Cyber Incident Victim: EMERCOM of Russia

On or around March 16, 2022, the hacktivist collective Anonymous conducted a cyber operation against the Russian Ministry of Emergencies, defacing its website and displaying anti-government messages. The defacement included the statements "Don’t trust the Russian media – they are lying," "Full information about the war in Ukraine," and "Russia’s default is imminent." This incident formed part of a broader campaign by Anonymous and affiliated groups targeting Russian state entities in response to the invasion of Ukraine. Concurrently, Anonymous claimed to have compromised Rosatom State Nuclear Energy Corporation, exfiltrating gigabytes of sensitive data that subsequently began appearing in public leaks. These actions coincided with other disruptive activities, including attempts to interfere with Russian military communications through the interception and sharing of unencrypted High Frequency and morse code transmissions from battlefield units.

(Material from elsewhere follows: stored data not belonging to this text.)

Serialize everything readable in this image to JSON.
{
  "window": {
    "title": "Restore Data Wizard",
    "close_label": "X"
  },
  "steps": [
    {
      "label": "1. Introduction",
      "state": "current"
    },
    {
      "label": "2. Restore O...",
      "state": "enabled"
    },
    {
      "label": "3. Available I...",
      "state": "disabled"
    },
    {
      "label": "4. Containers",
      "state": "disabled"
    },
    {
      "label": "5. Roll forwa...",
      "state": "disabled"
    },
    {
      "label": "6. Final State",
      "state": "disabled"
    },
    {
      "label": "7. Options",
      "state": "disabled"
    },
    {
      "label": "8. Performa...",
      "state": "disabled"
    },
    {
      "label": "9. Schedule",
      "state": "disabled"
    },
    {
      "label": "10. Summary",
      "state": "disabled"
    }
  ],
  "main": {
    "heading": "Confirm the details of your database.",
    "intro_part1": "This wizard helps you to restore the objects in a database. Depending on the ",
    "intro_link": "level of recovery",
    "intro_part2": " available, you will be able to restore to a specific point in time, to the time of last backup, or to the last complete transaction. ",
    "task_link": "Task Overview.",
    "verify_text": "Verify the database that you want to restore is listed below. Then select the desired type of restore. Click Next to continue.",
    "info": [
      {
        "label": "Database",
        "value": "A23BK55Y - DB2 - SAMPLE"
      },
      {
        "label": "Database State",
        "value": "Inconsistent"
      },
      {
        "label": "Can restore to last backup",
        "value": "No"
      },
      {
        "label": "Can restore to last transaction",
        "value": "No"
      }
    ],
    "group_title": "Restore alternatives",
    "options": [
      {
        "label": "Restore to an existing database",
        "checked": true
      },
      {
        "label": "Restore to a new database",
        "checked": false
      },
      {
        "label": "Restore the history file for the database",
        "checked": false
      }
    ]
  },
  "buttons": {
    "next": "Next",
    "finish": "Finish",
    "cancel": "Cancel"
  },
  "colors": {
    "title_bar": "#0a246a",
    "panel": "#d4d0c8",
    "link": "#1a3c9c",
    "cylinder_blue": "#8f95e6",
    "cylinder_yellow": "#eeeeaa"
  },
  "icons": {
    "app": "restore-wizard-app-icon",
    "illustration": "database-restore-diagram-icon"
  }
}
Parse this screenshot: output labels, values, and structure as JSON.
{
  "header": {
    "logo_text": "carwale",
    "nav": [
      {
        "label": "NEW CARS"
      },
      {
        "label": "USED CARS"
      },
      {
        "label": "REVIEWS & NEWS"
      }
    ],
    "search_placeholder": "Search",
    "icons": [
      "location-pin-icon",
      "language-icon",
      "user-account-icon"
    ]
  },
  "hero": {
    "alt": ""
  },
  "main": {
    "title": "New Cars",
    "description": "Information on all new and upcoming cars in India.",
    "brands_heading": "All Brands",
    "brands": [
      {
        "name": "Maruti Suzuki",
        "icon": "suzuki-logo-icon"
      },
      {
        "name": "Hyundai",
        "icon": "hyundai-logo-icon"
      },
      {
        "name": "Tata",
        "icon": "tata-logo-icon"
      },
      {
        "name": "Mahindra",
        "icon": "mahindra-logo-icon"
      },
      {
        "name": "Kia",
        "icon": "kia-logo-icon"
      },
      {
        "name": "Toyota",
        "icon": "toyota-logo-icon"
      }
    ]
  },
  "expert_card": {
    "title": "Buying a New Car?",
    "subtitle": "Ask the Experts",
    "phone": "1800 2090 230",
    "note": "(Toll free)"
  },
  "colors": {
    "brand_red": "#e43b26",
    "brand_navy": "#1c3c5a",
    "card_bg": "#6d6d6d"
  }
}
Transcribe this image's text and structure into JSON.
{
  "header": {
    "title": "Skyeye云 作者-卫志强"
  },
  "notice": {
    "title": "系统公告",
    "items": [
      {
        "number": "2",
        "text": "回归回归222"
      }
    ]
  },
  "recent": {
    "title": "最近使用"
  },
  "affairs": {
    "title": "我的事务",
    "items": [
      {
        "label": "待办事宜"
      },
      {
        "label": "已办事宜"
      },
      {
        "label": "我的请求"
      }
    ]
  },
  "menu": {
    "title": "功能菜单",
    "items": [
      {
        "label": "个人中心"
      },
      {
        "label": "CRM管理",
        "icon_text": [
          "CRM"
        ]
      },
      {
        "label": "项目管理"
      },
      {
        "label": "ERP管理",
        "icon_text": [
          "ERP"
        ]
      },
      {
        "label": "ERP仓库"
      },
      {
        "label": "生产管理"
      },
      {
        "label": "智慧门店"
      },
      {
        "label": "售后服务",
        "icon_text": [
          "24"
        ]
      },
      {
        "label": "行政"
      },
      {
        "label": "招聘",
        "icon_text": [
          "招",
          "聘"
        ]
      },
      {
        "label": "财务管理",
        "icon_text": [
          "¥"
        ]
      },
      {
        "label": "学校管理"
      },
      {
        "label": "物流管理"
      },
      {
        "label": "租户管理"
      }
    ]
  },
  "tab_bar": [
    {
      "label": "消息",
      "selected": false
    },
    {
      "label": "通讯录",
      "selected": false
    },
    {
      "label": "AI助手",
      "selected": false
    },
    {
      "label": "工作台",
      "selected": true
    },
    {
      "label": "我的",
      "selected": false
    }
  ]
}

The Ministry of Emergencies website defacement represented one component of a multi-pronged information warfare strategy. Anonymous simultaneously launched psychological operations targeting Russian civilians, establishing a platform to distribute unsolicited emails, SMS messages, and instant communications detailing alleged Russian military atrocities in Ukraine. Technical disruptions extended to physical infrastructure, with the affiliated group GhostSec seizing control of over 100 Russian government and military printers earlier that week. Additional surveillance capabilities were demonstrated through the continued sharing of network camera access across Russia and Belarus. These cumulative actions sought to undermine state narratives, compromise operational security of military units, and erode public confidence in government institutions through coordinated digital sabotage and information dissemination campaigns.